I don’t think we can solve all the problems we face with current technology. Even if we are limiting our selves to current, tested technology, then certainly traditional nuclear power should still be on the table.
Waste IS an issue that IS managable, but keeps getting kicked down the road as an issue. We were supposed to be making a centeral depository deep in the ground away from everything where it can’t hurt anything, but we haven’t actually committed the time and money to make it a reality.
When the wind doesn’t blow you don’t watch television that night.
I am convinced that he thinks energy supply works that way.
Austria has the safest nuclear power plant in the world.
Maybe a model to follow.
Do you have a method of storing something such as that securely for even ‘a few centuries’?
If so, there’s a lot of money waiting for you.
Well, that’s because no one actually knows how to do it. It’s not even as easy as dig a big hole and put the stuff in it (which is in fact itself very hard).
There’s a whole bunch of ‘test sites’ around the world trying out various things.
So far as I know none of them have yet been declared to be the answer and most of them have already required expensive remediation because something went wrong.
But it’s not all chocolates and roses as you want to paint with respect to renewables. Why are you trying to downplay this?

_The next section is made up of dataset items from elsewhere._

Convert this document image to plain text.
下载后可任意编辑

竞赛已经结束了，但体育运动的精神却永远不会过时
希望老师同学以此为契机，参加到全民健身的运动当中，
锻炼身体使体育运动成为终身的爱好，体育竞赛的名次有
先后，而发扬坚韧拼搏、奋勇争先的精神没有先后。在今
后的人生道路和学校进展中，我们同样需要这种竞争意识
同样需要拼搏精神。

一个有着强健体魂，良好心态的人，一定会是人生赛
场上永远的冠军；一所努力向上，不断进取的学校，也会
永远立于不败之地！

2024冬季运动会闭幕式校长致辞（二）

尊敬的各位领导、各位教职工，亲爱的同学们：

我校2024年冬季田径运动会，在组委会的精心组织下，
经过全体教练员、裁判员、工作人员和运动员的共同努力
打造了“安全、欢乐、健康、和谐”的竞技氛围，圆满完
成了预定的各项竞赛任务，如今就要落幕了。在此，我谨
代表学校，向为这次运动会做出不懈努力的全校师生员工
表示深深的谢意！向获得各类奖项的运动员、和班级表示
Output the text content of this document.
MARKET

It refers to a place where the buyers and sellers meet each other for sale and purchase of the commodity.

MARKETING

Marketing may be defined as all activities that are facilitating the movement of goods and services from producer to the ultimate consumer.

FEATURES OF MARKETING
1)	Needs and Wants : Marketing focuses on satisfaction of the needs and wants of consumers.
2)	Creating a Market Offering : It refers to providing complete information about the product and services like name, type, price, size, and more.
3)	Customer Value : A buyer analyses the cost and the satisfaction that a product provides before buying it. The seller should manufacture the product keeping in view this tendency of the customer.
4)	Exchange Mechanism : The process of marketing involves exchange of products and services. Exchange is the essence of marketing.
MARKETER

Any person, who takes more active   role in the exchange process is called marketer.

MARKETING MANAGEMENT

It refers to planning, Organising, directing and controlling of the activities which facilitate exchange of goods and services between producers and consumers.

Because it’s energy dense, we have lots of fuel out of the ground already, and it’s the lowest CO2 footprint of all energy generation sources? It seems you really want to insist on emotionally loaded questions for these things as if I’m magically some cartoon villain here. The reality is that nuclear isn’t likely to get a second chance thanks to capitalist and political idiots who made the critical mistakes of Chernobyl, Fukushima, and Three Mile Island (the first being probably the most dangerous one of the bunch). So I really don’t see why you’re so emotionally invested in this matter which it’s purely hypothetical whether or not we’ll see another play at that (economically and politically speaking).
Compared to the tens of thousands who’ve died from coal mining, coal plant emissions, and the like (not counting early industrial revolution deaths from coal here)? We’re talking probably less than a few hundred in the entire run of nuclear power. I think nuclear power has the better track record despite all the false assertions otherwise. Sorry for being snarky, but I think we have a bunch of pearl clutchers that demand no one entertain alternatives. I didn’t say “no solar/wind,” I rather said we should think about using nuclear as well. I’m more for solar and wind generally but if you want to replace high load sources guess what? That means you have to look at something like nuclear or fusion or some kind of storage solution that actually can handle high loads without offering similar environmental impacts (any kind of mining isn’t exactly clean). So in the end, trying to take an option off the table like nuclear isn’t logical.
How can you forget about the continual omnishambles that is Windscale/Sellafield?
It’s a byproduct of Xenu’s hydrogen bombs.